SOCIAL MEDIA DOWNTIME:
While business downtime was often tied to equipment failure and acts of God, social media and hosting sites saw a number of outages tied to coding snafus and configuration challenges. Here’s an overview:
March 25: Wikipedia’s Data Center Overheats: The online encyclopedia Wikipedia was knocked offline when a cooling problem in its European data center led to a heat condition that caused a server shutdown. The initial problem affected European Wikipedia users, but the main English-language Wikipedia site was affected when the failover to WikiMedia’s Tampa data center didn’t go as planned.
June 11: Errant Code Change Crashes 10 Million Blogs: The blog hosting service WordPress.com suffered a major outage when a code change overwrote key options in the options table for its blogs. Most sites appear to have been offline for about an hour, but it was about six hours before the WordPress.com team posted that operations were “back to full speed.”

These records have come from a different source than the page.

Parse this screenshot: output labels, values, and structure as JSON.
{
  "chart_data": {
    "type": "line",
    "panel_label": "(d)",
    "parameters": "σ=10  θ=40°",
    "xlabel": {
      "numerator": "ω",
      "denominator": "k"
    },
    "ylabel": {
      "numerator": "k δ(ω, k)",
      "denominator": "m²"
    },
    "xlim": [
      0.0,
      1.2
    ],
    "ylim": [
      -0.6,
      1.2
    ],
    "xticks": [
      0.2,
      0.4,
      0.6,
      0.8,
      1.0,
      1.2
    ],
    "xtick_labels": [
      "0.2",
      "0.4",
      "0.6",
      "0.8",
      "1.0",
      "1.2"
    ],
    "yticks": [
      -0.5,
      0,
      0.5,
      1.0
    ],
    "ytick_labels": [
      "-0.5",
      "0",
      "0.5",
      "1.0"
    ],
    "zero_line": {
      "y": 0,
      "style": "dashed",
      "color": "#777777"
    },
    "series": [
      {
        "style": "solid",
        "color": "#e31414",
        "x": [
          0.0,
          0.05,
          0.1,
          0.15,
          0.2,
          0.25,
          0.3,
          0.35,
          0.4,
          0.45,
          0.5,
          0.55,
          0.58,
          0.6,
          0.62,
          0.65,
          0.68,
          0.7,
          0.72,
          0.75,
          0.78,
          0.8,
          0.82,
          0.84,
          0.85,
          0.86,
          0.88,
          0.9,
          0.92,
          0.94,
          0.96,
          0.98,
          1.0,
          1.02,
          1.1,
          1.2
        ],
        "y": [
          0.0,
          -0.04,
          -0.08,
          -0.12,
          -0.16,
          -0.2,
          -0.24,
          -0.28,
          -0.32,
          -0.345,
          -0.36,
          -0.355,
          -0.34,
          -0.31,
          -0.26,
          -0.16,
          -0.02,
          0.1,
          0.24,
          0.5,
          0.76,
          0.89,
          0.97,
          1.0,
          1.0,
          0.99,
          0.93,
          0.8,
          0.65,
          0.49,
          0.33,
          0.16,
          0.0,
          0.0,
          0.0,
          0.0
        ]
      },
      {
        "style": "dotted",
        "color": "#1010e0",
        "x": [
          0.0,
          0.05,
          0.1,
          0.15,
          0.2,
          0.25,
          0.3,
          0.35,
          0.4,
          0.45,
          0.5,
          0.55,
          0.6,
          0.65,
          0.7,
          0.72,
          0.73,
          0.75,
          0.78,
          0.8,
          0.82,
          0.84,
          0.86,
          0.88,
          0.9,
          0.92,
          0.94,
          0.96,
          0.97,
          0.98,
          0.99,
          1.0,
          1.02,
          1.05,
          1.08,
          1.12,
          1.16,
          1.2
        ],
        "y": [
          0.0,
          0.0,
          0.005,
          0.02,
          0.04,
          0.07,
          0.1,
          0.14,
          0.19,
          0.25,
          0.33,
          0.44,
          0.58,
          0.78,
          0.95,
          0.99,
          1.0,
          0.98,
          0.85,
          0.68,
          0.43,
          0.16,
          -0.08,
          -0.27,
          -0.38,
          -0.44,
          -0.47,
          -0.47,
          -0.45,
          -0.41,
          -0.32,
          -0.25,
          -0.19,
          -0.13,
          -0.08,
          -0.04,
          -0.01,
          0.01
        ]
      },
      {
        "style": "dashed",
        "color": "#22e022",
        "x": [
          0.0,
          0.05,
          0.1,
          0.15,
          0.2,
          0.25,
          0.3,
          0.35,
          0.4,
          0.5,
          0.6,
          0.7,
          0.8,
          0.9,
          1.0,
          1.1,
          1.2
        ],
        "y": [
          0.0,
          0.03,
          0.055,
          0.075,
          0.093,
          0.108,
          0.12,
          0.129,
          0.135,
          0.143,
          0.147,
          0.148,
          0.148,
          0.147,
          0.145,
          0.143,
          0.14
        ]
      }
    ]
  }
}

June 16: Record World Cup Traffic Slams Twitter: Traffic spikes during World Cup soccer matches overwhelmed Twitter’s internal network capacity, resulting in frequent downtime and performance problems. A month later, the company announced plans to build its own data center to better manage its growth.
Sept. 8: Digg’s Downtime Debacle: The rollout of the social news hub’s Version 4 led to significant availability problems for Digg.com, prompting a debate about whether the downtime was tied to challenges in deploying NoSQL databases like Cassandra or simply a case of a company launching a new site architecture before it was ready for prime time.
Sept. 23: Longest Facebook Outage in 4 Years: Facebook went down for more than two hours on Sept. 23, marking its longest outage in about four years. A configuration change created a feedback loop that overwhelmed a database cluster. The only way to fix the problem was to take the whole cluster offline – which meant downtime for web site.
Dec. 5: Tumblr Offline for 24 hours: The microblogging service Tumblr was offline for more than a day after a database cluster failed and a network outage followed. The site has also had to cope with denial of service attacks. Shortly after the incident, Tumblr announced plans to add a new data center to better manage traffic that has reached 500 million page views a month.
The good news: No major squirrel-related outages this year.